NoLo e sostenibilità
All'interno di questo scenario, emerge una tendenza sempre più positiva delle birre a basso o nullo contenuto alcolico, le cosiddette NoLo. Tra il 2024 e il 2025, infatti, il segmento analcolico ha quasi raddoppiato la sua quota di incidenza sul mercato, passando dal 2,1% al 3,9%, con una crescita dell’oltre 85%. Da diversi anni, ormai, il comparto delle birre low e no alcol ha smesso di rappresentare una semplice tendenza emergente e di nicchia, presentandosi come protagoniste di una vera e propria trasformazione culturale. Un cambiamento guidato proprio dalla Generazione Z, maggiormente orientata verso la consumazione di bevande analcoliche o ne valuta il consumo in base al contesto, all'orario e all'esperienza desiderata.
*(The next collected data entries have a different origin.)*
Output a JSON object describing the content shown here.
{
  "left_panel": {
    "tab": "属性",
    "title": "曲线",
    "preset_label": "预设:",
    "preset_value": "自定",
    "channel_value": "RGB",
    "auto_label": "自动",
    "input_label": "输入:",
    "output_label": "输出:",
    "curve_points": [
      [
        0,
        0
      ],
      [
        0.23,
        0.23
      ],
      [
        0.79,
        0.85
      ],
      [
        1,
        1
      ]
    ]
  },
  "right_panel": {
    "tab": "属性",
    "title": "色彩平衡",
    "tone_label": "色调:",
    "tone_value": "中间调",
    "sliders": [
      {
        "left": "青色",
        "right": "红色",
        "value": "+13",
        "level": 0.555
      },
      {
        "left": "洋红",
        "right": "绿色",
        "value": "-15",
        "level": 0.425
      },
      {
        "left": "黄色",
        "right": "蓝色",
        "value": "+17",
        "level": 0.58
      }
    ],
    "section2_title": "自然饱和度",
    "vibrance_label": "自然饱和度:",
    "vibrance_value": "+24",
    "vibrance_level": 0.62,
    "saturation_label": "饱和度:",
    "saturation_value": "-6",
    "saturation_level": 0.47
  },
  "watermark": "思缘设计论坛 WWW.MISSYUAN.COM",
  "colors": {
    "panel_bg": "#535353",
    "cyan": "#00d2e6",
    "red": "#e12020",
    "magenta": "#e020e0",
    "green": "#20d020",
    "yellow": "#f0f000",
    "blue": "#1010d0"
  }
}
Non solo consumo e produzione, ma anche sostenibilità. Secondo i dati, il 30% dei consumatori reputa la sostenibilità un fattore determinante nelle scelte d’acquisto. Ancora una volta è la Gen Z a guidare il trend: secondo i dati, il 30% reputa la sostenibilità un fattore determinante nelle scelte d'acquisto, rispetto al 25% della Gen X e al 24% dei Millennials. Invece, tra i più giovani, il 40% dichiara di voler acquistare solo da brand virtuosi e il 27% è disposto a spendere fino al 20% in più per una birra sostenibile.